A framework to serve the Kuwa Executors, including LLM model executor.

Project description

Model Serving Tutorial

This guide will help you setup your model serving after your Kernel is started. By default, the kernel should be served at 127.0.0.1:9000. If you've already started your Kernel, you should be ready to host your own model on your kernel.

You can check the current serving status of the Kernel by connecting to http://127.0.0.1:9000/v1.0/worker/debug

Basic Usage

1. Install Required Packages

Make sure you've installed the required packages by running:

pip install -r requirements.txt

The executor is packaged so that after installation you can directly use the kuwa-executor command to start up your executor. You can get more detailed parameters with:

> kuwa-executor --list

Available model executors:

debug      : [Tool] Debugging executor. It will reflect the last input.
dummy      : [Tool] Dummy executor. It will reply fixed message regardless of the user prompt.
geminipro  : [Cloud model] Google Gemini-Pro. Need API key.
chatgpt    : [Cloud model] OpenAI ChatGPT. Need API key.
huggingface: [On-premises model] Download and run Huggingface model locally.
llamacpp   : [On-premises model] Run the GGUF model locally.

Use "kuwa-executor [executor] --help" to get more information.
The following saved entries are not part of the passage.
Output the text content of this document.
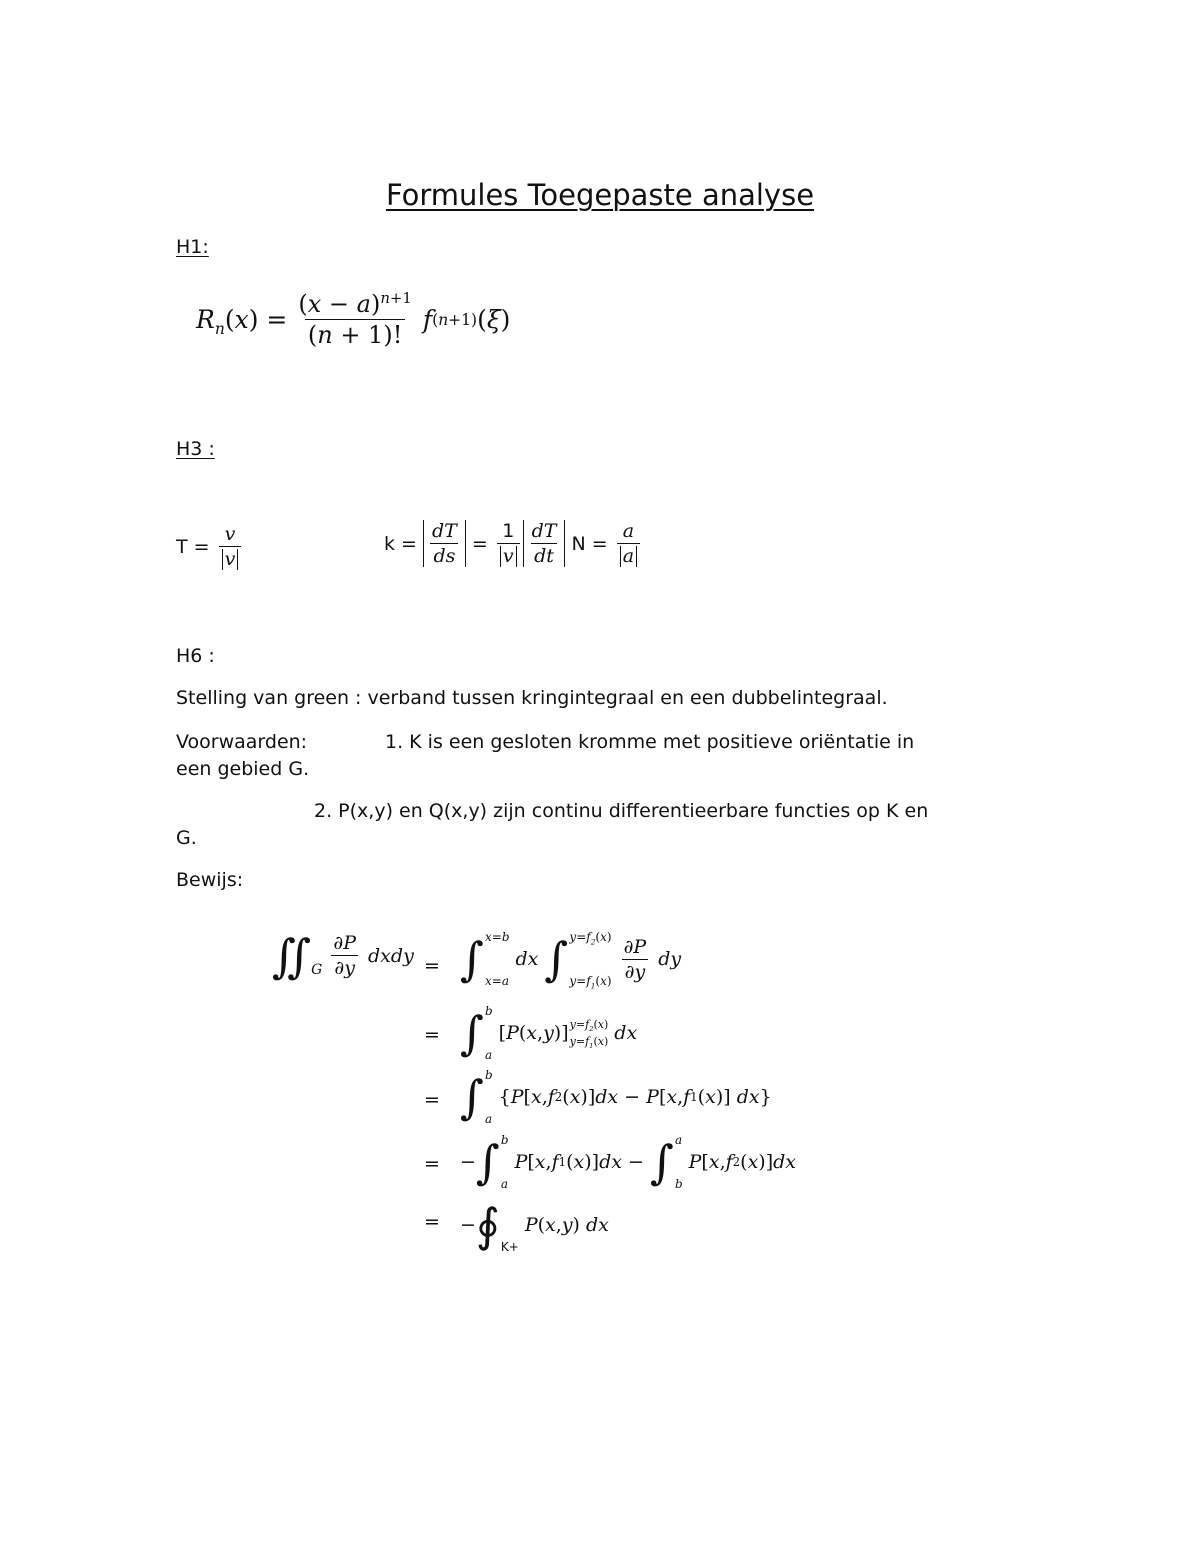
Formules Toegepaste analyse
H1:
$R_n$ ( x ) = $\frac{(x - a)^{n+1}}{(n + 1)!}$ f (n+1) ( ξ )
H3 :
T =
$\frac{v}{v}$	k =
$\frac{dT}{ds}$
=
$\frac{1}{v} \frac{dT}{dt}$
N =
$\frac{a}{a}$
H6 :
Stelling van green : verband tussen kringintegraal en een dubbelintegraal.
Voorwaarden:	1. K is een gesloten kromme met positieve oriëntatie in
een gebied G.
2. P(x,y) en Q(x,y) zijn continu differentieerbare functies op K en
G.
Bewijs:
∬ G $\frac{\partial P}{\partial y}$ dxdy = ∫ x=b
x=a
dx ∫ $y=f_2(x)$
$y=f_1(x) \frac{\partial P}{\partial y}$ dy
= ∫ b
a
[ P ( x , y )] $y=f_2(x)$
$y=f_1(x)$ dx
= ∫ b
a
{ P [ x , f 2 ( x )] dx − P [ x , f 1 ( x )] dx }
= − ∫ b
a
P [ x , f 1 ( x )] dx − ∫ a
b
P [ x , f 2 ( x )] dx
= − ∮ K+
P ( x , y ) dx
You can get more detailed instructions for a specific executor type as well:

> kuwa-executor debug --help

usage: kuwa-executor debug [-h] [--access_code ACCESS_CODE] [--version VERSION] [--ignore_kernel] [--https]
                           [--host HOST] [--port PORT] [--executor_path EXECUTOR_PATH] [--kernel_url KERNEL_URL]
                           [--log {NOTSET,DEBUG,INFO,WARNING,ERROR,CRITICAL}] [--delay DELAY]
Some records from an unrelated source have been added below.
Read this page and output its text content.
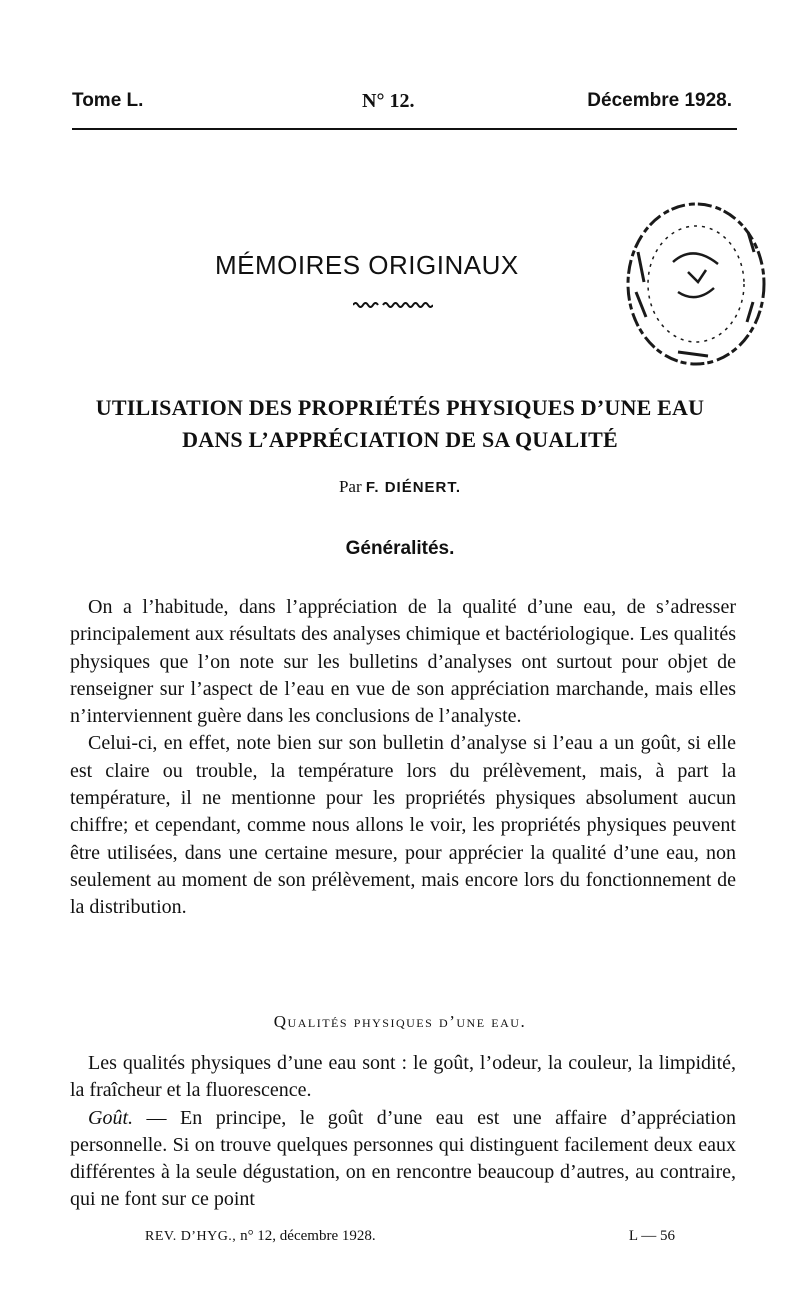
Tome L.	N° 12.	Décembre 1928.
MÉMOIRES ORIGINAUX
UTILISATION DES PROPRIÉTÉS PHYSIQUES D’UNE EAU
DANS L’APPRÉCIATION DE SA QUALITÉ
Par F. DIÉNERT.
Généralités.

On a l’habitude, dans l’appréciation de la qualité d’une eau, de s’adresser principalement aux résultats des analyses chimique et bactériologique. Les qualités physiques que l’on note sur les bulletins d’analyses ont surtout pour objet de renseigner sur l’aspect de l’eau en vue de son appréciation marchande, mais elles n’interviennent guère dans les conclusions de l’analyste.

Celui-ci, en effet, note bien sur son bulletin d’analyse si l’eau a un goût, si elle est claire ou trouble, la température lors du prélèvement, mais, à part la température, il ne mentionne pour les propriétés physiques absolument aucun chiffre; et cependant, comme nous allons le voir, les propriétés physiques peuvent être utilisées, dans une certaine mesure, pour apprécier la qualité d’une eau, non seulement au moment de son prélèvement, mais encore lors du fonctionnement de la distribution.

Qualités physiques d’une eau.

Les qualités physiques d’une eau sont : le goût, l’odeur, la couleur, la limpidité, la fraîcheur et la fluorescence.

Goût. — En principe, le goût d’une eau est une affaire d’appréciation personnelle. Si on trouve quelques personnes qui distinguent facilement deux eaux différentes à la seule dégustation, on en rencontre beaucoup d’autres, au contraire, qui ne font sur ce point

REV. D’HYG., n° 12, décembre 1928.	L — 56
LLM model executor, Please make sure your kernel is working before use.

optional arguments:
  -h, --help            show this help message and exit
  --delay DELAY         Inter-token delay (default: 0.02)

General Options:
  --access_code ACCESS_CODE
                        Access code (default: None)
  --version VERSION     Version of the executor interface (default: v1.0)
  --ignore_kernel       Ignore kernel (default: False)
  --https               Register the executor endpoint with https scheme (default: False)
  --host HOST           The hostname or IP address that will be stored in Kernel, Make sure the location are
                        accessible by Kernel (default: None)
  --port PORT           The port to serve. By choosing None, it'll assign an unused port (default: None)
  --executor_path EXECUTOR_PATH
                        The path this model executor is going to use (default: /chat)
  --kernel_url KERNEL_URL
                        Base URL of Kernel's executor management API (default: http://127.0.0.1:9000/)
  --log {NOTSET,DEBUG,INFO,WARNING,ERROR,CRITICAL}
                        The logging level. (default: INFO)

2. Prepare Your Model

If your model is in .gguf format:

kuwa-executor llamacpp --model_path <PATH_TO_YOUR_GGUF> --visible_gpu <CUDA_VISIBLE_DEVICES>

For models loadable by transformers (.safetensors, .bin, .model, etc.) or hosted by Huggingface:

kuwa-executor huggingface --model_path <PATH_TO_MODEL_FOLDER/HUGGINGFACE_MODEL_NAME> --visible_gpu <CUDA_VISIBLE_DEVICES>

3. Connect to Cloud Model

You can use API Keys to connect to cloud models such as Gemini Pro or ChatGPT.

  • Start the executor with the following commands. The api_key is optional and will default to the global value.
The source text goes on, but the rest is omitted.